FP- Deimek /Gudenus: AUA-Betriebsrat gefährdet tausende Arbeitsplätze – auch in Wien!

Utl.: Headquarters drohen abzuwandern =

Wien (OTS/fpd) – Die AUA wurde über Jahre hinweg stiefmütterlich behandelt. Die Personalvertretung agierte parteipolitisch anstatt im Sinne des Unternehmens und seiner Mitarbeiter. Jetzt versuchen sich die Betriebsräte erneut auf Kosten des Unternehmens zu profilieren. Die Gewerkschaft unterstützte die Einbringung von Feststellungsklagen beim Obersten Gerichtshof.

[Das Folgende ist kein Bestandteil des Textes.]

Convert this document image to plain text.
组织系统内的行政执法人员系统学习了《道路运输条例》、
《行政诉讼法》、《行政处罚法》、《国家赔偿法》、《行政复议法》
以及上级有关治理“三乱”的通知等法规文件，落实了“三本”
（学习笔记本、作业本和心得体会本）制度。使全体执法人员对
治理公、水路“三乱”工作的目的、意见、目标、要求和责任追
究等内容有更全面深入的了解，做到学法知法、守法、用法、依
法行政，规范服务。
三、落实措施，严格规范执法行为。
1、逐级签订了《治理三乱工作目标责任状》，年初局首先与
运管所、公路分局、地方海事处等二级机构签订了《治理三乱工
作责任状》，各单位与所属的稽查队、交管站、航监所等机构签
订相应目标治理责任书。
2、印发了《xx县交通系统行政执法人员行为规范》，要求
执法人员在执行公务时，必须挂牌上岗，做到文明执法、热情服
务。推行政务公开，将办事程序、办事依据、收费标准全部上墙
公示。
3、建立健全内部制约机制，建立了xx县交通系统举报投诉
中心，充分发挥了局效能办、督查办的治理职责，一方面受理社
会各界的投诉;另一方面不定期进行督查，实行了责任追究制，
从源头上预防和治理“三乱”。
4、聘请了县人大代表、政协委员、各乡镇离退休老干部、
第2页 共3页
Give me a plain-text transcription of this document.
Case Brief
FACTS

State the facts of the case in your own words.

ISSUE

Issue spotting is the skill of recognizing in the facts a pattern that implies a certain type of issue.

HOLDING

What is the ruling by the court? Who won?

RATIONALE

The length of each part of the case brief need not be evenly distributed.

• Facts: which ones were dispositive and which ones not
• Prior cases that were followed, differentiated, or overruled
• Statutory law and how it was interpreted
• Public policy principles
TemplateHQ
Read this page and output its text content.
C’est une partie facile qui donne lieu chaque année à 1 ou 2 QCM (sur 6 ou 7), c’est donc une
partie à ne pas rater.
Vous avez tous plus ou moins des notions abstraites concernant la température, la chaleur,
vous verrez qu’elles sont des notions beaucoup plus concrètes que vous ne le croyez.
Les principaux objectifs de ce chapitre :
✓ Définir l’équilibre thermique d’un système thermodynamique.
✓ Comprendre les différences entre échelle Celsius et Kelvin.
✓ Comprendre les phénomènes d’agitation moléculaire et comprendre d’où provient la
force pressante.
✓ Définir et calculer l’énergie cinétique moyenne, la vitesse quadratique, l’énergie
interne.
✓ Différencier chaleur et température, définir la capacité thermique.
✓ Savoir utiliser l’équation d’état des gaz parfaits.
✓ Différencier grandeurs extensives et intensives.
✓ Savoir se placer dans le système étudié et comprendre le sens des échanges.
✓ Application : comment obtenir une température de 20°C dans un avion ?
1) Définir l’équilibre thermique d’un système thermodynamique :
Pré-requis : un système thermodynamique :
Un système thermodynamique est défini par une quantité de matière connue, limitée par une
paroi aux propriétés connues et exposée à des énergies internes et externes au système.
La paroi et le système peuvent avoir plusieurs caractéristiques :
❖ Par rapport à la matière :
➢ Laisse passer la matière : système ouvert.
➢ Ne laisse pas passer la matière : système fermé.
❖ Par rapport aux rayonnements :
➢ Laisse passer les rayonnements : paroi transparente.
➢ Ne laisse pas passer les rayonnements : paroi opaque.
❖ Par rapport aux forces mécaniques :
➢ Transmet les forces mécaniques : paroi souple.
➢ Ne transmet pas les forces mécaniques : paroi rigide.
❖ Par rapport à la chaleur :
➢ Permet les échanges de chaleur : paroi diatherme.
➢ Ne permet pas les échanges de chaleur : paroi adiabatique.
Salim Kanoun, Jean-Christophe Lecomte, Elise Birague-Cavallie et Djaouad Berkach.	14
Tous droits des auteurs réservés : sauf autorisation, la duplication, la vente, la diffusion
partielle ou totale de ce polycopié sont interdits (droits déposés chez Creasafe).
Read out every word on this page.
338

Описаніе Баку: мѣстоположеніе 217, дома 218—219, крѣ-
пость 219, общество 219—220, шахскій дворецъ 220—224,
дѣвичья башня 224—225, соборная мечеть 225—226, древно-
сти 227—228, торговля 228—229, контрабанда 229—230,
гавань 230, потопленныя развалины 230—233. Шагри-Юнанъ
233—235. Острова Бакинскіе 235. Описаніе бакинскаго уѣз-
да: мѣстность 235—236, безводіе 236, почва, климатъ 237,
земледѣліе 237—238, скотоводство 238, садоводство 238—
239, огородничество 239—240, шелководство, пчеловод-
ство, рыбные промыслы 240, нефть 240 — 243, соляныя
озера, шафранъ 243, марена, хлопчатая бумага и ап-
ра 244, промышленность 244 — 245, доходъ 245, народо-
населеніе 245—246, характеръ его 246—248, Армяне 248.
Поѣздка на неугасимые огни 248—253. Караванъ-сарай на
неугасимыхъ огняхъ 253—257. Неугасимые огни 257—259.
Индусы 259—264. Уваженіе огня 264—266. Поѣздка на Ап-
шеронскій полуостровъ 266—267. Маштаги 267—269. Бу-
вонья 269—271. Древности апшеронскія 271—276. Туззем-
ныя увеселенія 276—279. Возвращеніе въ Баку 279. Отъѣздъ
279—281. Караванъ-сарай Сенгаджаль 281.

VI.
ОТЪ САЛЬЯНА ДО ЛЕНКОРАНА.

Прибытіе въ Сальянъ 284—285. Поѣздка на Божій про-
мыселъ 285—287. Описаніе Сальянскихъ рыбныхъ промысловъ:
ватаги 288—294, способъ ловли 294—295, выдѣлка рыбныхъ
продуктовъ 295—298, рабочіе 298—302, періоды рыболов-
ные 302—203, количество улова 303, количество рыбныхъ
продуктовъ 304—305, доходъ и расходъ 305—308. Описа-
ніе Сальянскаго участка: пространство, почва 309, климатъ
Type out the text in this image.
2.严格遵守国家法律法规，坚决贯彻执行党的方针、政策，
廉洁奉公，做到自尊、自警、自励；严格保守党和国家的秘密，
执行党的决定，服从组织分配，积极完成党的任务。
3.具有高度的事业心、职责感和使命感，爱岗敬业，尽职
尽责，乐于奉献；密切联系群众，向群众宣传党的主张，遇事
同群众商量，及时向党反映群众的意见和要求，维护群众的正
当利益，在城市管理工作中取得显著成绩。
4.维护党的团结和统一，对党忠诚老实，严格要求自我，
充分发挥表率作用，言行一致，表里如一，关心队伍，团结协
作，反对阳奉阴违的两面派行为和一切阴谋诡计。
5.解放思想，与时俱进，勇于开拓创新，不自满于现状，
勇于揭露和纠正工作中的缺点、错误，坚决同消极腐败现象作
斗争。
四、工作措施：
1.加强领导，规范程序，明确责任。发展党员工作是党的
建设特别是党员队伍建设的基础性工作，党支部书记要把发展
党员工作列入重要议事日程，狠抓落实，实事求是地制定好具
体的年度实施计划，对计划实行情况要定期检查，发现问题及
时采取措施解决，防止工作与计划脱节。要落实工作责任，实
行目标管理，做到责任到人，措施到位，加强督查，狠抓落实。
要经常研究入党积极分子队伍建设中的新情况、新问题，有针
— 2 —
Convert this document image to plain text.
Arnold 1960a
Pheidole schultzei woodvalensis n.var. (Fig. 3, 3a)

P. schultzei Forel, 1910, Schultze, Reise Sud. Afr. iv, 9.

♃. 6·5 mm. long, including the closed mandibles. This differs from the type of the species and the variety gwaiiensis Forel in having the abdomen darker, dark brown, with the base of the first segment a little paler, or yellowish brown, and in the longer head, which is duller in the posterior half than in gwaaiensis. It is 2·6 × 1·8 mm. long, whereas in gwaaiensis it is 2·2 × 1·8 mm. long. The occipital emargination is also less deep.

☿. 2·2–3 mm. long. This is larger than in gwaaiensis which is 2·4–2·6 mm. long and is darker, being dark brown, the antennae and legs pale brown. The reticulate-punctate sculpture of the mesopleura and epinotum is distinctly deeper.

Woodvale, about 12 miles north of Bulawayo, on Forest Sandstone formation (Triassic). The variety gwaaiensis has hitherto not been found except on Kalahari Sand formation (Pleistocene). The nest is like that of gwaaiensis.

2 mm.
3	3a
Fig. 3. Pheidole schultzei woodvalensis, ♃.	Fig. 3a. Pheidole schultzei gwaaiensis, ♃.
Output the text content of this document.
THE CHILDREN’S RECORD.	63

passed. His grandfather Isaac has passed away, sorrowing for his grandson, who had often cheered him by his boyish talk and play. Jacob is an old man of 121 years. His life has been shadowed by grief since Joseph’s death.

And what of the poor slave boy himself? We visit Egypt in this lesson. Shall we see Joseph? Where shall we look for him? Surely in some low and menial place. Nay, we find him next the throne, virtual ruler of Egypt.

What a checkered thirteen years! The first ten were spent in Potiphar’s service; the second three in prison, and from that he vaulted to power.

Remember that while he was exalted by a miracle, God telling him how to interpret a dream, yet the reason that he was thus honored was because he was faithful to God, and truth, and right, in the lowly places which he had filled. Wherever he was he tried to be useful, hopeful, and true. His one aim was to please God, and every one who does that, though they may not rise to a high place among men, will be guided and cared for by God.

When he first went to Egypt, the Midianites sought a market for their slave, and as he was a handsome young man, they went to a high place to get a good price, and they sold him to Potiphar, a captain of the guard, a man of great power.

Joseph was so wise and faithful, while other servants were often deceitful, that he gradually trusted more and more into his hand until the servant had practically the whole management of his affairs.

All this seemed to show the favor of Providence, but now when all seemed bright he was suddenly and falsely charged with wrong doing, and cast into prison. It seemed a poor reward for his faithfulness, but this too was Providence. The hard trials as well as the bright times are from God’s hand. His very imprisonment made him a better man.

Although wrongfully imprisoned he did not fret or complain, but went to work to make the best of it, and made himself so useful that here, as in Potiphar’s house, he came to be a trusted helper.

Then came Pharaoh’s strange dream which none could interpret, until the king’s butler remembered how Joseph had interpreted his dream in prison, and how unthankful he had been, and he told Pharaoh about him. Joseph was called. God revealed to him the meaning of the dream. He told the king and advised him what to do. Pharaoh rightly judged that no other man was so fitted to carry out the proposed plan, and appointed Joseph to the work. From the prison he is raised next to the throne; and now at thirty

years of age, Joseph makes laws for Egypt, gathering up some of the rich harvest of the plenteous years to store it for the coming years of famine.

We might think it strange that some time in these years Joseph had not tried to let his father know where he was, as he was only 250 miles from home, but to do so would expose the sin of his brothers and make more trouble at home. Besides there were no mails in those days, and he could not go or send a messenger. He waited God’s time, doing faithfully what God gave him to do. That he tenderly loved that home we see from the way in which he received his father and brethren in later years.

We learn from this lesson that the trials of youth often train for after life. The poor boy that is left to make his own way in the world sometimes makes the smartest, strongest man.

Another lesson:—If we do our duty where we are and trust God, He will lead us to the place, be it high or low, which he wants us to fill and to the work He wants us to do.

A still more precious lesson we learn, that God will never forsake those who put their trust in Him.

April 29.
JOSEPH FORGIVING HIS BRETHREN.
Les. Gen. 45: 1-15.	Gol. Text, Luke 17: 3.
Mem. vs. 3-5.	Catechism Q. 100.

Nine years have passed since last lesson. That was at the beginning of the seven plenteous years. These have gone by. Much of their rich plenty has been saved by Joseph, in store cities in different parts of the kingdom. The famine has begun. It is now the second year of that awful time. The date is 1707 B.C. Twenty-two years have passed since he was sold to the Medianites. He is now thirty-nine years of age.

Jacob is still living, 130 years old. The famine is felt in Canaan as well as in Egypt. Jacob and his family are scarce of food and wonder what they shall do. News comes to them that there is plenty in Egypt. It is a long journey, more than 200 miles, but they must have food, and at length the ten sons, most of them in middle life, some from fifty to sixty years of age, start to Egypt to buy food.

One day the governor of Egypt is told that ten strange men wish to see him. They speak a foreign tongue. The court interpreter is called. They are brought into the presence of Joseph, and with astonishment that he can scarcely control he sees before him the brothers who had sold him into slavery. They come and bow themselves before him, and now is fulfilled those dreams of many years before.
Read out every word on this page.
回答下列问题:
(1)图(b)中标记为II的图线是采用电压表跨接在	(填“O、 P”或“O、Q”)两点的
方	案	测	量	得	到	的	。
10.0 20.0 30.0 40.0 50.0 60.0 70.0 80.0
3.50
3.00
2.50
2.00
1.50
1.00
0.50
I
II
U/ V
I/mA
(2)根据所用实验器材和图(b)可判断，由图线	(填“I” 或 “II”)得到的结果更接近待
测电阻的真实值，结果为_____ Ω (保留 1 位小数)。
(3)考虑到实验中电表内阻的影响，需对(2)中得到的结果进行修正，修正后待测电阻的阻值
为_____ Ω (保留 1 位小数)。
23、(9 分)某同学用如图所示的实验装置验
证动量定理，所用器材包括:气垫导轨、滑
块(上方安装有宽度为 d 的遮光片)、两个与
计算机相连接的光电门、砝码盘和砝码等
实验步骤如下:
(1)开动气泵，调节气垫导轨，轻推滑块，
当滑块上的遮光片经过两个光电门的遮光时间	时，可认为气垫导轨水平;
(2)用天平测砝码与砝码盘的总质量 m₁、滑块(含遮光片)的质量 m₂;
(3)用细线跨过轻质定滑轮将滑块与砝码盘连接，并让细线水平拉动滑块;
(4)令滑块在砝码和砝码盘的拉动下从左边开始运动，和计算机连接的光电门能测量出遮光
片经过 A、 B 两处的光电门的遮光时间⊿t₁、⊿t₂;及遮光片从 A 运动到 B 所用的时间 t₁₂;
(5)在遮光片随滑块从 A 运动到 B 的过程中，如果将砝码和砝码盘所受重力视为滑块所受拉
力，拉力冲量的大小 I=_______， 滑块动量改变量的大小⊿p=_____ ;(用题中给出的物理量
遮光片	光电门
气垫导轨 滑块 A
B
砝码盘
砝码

Der Grund für die Auseinandersetzungen sind betriebswirtschaftlich erforderliche Gehaltsanpassungen im Bereich des fliegenden Personals.

“Gewerkschaft und Betriebsrat drohen die AUA endgültig zu zerstören. Der neue Eigentümer ist die Lufthansa, die sitzt am bedeutend längeren Ast. Der eigenmächtig eingeschlagene, rabiate Konfrontationskurs der Personalvertreter widerspricht den Interessen der gesamten Belegschaft”, kritisiert der Verkehrssprecher des freiheitlichen Parlamentsklubs, Gerhard Deimek. Im Worst Case werde die Lufthansa das Ostgeschäft der AUA übernehmen und vom Flughafen München aus abwickeln. Die AUA würde in diesem Fall zu einem innerösterreichischen City-Liner umstrukturiert, der Vienna International Airport zu einem Binnenflughafen.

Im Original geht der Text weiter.